Чтобы понять это, мы должны прежде всего помнить, что Легион был создан, существовал и ныне существует — для войны и только для войны. Его строй и быт слагались и видоизменялись только в отношении к этой основной цели, в течение столетия выверялись на деле; поскольку все нецелесообразное, лишнее — перерождалось или отпадало. Мексика, Севастополь, Тонкин, Мадагаскар, Европейская Война, Марокко… — и сколько еще войн — создали и отточили его дисциплину, твердую и гибкую в одно и то же время. Мнения, общественные настроения и взгляды — все это не отразилось и не могло отразиться на его организации: никто, к счастью, о нем не думал, пока там, в далеких колониях, он совершал свое трудное дело. И доныне весь формальный строй его существования твердо и неизменно определялся королевским приказом от 13-го марта 1833 г.; а частное, конкретное — определяет война (причем, для каждого данного периода, — та война, которую приходится вести в этот период). Отсюда одновременно — и строгая традиционность, непрерывность и бесконечная эластичность, изменчивость, — как бы органичность существования этого, единственного в своем роде, «военного монастыря».

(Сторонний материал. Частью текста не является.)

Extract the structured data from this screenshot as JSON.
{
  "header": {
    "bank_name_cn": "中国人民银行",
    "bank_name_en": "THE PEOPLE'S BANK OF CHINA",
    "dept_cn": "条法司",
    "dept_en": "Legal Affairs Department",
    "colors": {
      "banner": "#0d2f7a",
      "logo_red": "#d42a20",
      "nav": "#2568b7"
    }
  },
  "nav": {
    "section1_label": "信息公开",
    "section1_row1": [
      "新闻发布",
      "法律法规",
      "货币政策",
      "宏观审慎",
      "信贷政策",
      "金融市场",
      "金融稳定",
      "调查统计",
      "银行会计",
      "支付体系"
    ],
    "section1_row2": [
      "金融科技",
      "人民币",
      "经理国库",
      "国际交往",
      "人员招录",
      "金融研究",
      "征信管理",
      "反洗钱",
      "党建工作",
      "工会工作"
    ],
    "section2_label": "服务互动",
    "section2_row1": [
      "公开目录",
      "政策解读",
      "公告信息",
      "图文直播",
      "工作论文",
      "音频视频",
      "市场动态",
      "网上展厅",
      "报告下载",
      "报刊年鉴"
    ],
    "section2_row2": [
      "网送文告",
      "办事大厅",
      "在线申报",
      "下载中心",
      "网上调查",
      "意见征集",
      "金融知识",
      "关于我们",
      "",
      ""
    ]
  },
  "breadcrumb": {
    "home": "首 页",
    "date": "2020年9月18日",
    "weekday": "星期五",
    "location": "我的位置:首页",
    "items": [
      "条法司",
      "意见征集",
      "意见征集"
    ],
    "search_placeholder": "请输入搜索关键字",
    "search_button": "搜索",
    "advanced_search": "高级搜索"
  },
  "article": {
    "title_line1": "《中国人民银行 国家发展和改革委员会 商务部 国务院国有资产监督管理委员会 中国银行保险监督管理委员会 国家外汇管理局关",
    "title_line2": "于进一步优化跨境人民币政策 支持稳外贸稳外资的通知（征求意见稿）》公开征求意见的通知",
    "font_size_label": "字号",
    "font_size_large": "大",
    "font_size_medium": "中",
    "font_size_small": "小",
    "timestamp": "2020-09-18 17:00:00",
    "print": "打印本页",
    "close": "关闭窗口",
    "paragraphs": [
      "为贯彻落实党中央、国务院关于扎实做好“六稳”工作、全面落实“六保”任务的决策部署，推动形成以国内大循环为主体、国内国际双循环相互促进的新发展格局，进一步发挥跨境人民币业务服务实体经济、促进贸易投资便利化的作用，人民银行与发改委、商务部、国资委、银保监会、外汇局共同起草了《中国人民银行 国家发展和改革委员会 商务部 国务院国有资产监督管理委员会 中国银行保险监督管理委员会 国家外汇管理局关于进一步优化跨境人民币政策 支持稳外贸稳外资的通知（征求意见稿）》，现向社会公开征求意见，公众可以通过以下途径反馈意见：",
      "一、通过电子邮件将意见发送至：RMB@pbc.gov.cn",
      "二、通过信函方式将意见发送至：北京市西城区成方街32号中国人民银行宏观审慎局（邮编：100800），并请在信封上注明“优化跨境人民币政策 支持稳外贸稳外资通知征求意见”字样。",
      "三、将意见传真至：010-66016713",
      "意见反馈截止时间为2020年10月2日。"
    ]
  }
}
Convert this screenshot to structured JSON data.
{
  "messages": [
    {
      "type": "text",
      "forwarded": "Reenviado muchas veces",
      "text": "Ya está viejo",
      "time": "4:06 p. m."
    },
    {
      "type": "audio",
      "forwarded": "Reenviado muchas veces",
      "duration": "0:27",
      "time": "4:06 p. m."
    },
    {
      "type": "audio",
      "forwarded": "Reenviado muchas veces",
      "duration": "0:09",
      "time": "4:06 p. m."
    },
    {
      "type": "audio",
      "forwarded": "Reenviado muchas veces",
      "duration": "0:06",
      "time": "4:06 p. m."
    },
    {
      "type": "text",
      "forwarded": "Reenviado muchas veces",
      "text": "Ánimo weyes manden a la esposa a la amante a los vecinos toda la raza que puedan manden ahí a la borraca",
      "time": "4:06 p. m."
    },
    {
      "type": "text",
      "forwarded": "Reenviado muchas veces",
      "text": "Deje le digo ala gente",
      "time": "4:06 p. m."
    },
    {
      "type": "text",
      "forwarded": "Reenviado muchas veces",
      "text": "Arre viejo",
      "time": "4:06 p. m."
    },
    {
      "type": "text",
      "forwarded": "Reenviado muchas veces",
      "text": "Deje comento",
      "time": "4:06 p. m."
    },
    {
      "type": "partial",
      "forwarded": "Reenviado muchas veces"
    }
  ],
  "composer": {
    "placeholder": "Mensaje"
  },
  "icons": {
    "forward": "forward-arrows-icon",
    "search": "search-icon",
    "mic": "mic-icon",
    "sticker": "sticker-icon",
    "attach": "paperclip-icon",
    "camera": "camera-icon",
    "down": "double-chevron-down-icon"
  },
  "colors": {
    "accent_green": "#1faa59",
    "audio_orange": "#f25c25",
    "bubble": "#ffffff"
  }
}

Буйный, крутой монастырь, — но монастырь. Мне всегда казалось, что это слово глубже и существенней всего выражает основной тон жизни Легиона. Вседневное отречение странно роднится в душе легионера со вседневным разгулом. Это отречение начинается здесь с первого же дня, со дня «великого пострига» — на пять лет, что значит обыкновенно: на всю жизнь, ибо из Легиона не уходят, а уходящие возвращаются: скучно в миру. В этот день непроходимая черта ложится между прошлым и настоящим. Пришел ли сюда человек, чтобы забыть свое прошлое, чтобы искупить его, или просто потому, что некуда было идти — не все ли равно: с этого дня все прежнее существует только в воспоминаниях, и всякая связь с миром навеки порвана.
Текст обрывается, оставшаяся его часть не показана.